Hong Kong shares have found support for a push to a new yearly high.

HK 50 – Daily Chart
The HK50 has shaken off a recent consolidation to jump back toward the October high of 27,402. Supportive global sentiment can see an imminent test in the week ahead.
Hong Kong shares were boosted by strong industrial data from China, with profit at industrial firms rising 5.3% year-on-year in December, after a more than 13% drop in November.
Data from the National Bureau of Statistics on Tuesday said profits at major industrial firms rose last year by 5.3 per cent year-on-year last month. That was a relief from a drop of more than 13% in November. The increase was led by strong activity at metals processing firms, where profits nearly tripled, while profits at non-ferrous metal firms climbed by more than 22%.

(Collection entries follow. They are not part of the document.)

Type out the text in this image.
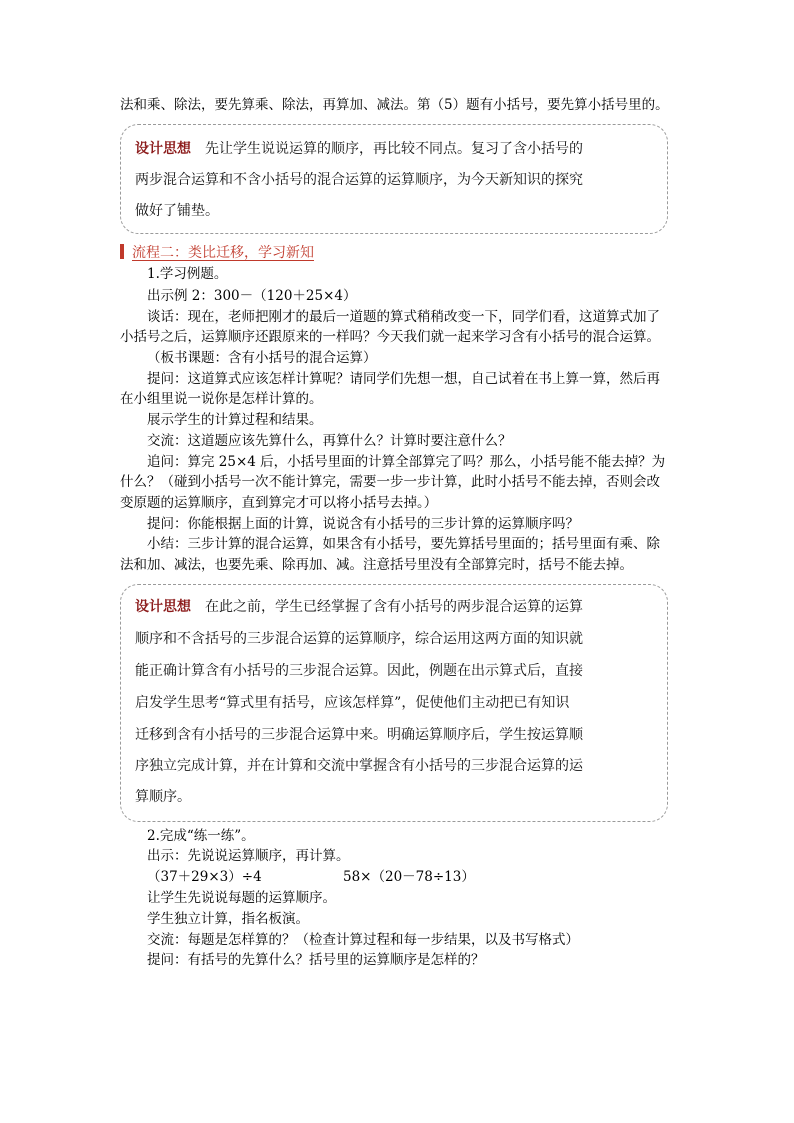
法和乘、除法，要先算乘、除法，再算加、减法。第（5）题有小括号，要先算小括号里的。
设计思想 先让学生说说运算的顺序，再比较不同点。复习了含小括号的
两步混合运算和不含小括号的混合运算的运算顺序，为今天新知识的探究
做好了铺垫。
流程二：类比迁移，学习新知
1.学习例题。
出示例 2：300－（120＋25×4）
谈话：现在，老师把刚才的最后一道题的算式稍稍改变一下，同学们看，这道算式加了
小括号之后，运算顺序还跟原来的一样吗？今天我们就一起来学习含有小括号的混合运算。
（板书课题：含有小括号的混合运算）
提问：这道算式应该怎样计算呢？请同学们先想一想，自己试着在书上算一算，然后再
在小组里说一说你是怎样计算的。
展示学生的计算过程和结果。
交流：这道题应该先算什么，再算什么？计算时要注意什么？
追问：算完 25×4 后，小括号里面的计算全部算完了吗？那么，小括号能不能去掉？为
什么？（碰到小括号一次不能计算完，需要一步一步计算，此时小括号不能去掉，否则会改
变原题的运算顺序，直到算完才可以将小括号去掉。）
提问：你能根据上面的计算，说说含有小括号的三步计算的运算顺序吗？
小结：三步计算的混合运算，如果含有小括号，要先算括号里面的；括号里面有乘、除
法和加、减法，也要先乘、除再加、减。注意括号里没有全部算完时，括号不能去掉。
设计思想 在此之前，学生已经掌握了含有小括号的两步混合运算的运算
顺序和不含括号的三步混合运算的运算顺序，综合运用这两方面的知识就
能正确计算含有小括号的三步混合运算。因此，例题在出示算式后，直接
启发学生思考“算式里有括号，应该怎样算”，促使他们主动把已有知识
迁移到含有小括号的三步混合运算中来。明确运算顺序后，学生按运算顺
序独立完成计算，并在计算和交流中掌握含有小括号的三步混合运算的运
算顺序。
2.完成“练一练”。
出示：先说说运算顺序，再计算。
（37＋29×3）÷4	58×（20－78÷13）
让学生先说说每题的运算顺序。
学生独立计算，指名板演。
交流：每题是怎样算的？（检查计算过程和每一步结果，以及书写格式）
提问：有括号的先算什么？括号里的运算顺序是怎样的？
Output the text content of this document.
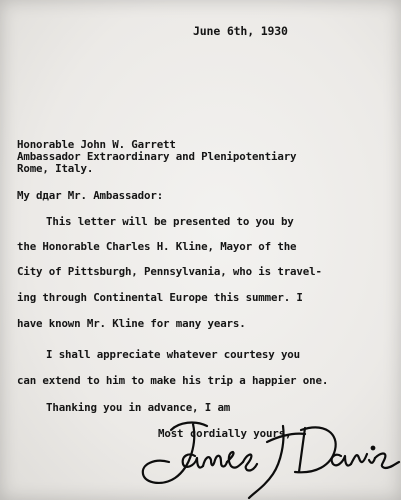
June 6th, 1930
Honorable John W. Garrett
Ambassador Extraordinary and Plenipotentiary
Rome, Italy.
My dдar Mr. Ambassador:
This letter will be presented to you by
the Honorable Charles H. Kline, Mayor of the
City of Pittsburgh, Pennsylvania, who is travel-
ing through Continental Europe this summer. I
have known Mr. Kline for many years.
I shall appreciate whatever courtesy you
can extend to him to make his trip a happier one.
Thanking you in advance, I am
Most cordially yours,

“We remain overall positive on Chinese equities but with a recognition that performance is going to become increasingly sector or stock specific,” said William Bratton, head of equity research for BNP Paribas Asia.

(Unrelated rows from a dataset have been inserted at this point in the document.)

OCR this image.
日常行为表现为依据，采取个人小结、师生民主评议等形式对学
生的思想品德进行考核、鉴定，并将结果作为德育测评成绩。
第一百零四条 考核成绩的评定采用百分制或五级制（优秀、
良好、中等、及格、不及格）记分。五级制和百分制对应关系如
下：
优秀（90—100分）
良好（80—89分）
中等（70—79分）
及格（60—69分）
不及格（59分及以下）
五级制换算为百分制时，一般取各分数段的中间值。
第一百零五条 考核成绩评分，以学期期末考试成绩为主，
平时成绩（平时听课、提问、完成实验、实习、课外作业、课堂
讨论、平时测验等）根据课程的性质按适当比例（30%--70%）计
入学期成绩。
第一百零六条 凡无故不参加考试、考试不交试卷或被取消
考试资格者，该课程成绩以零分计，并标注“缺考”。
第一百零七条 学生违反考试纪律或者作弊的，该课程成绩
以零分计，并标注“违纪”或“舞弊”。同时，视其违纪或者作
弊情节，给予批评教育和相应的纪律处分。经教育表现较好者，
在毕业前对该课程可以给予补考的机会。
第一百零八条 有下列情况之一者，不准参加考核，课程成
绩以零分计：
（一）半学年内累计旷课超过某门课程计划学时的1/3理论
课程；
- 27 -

Industrials, materials and technology were likely to lead to further outperformance in the first half of 2026, analysts said. Traders are also convinced that the Chinese government will fuel markets with stimulus, despite recent efforts to slow speculative demand.
US stocks have also been supported, with the S&P 500 trading within a few points of the all-time highs. A cooling of global risk sentiment has boosted share prices, but gold and silver have continued to rise.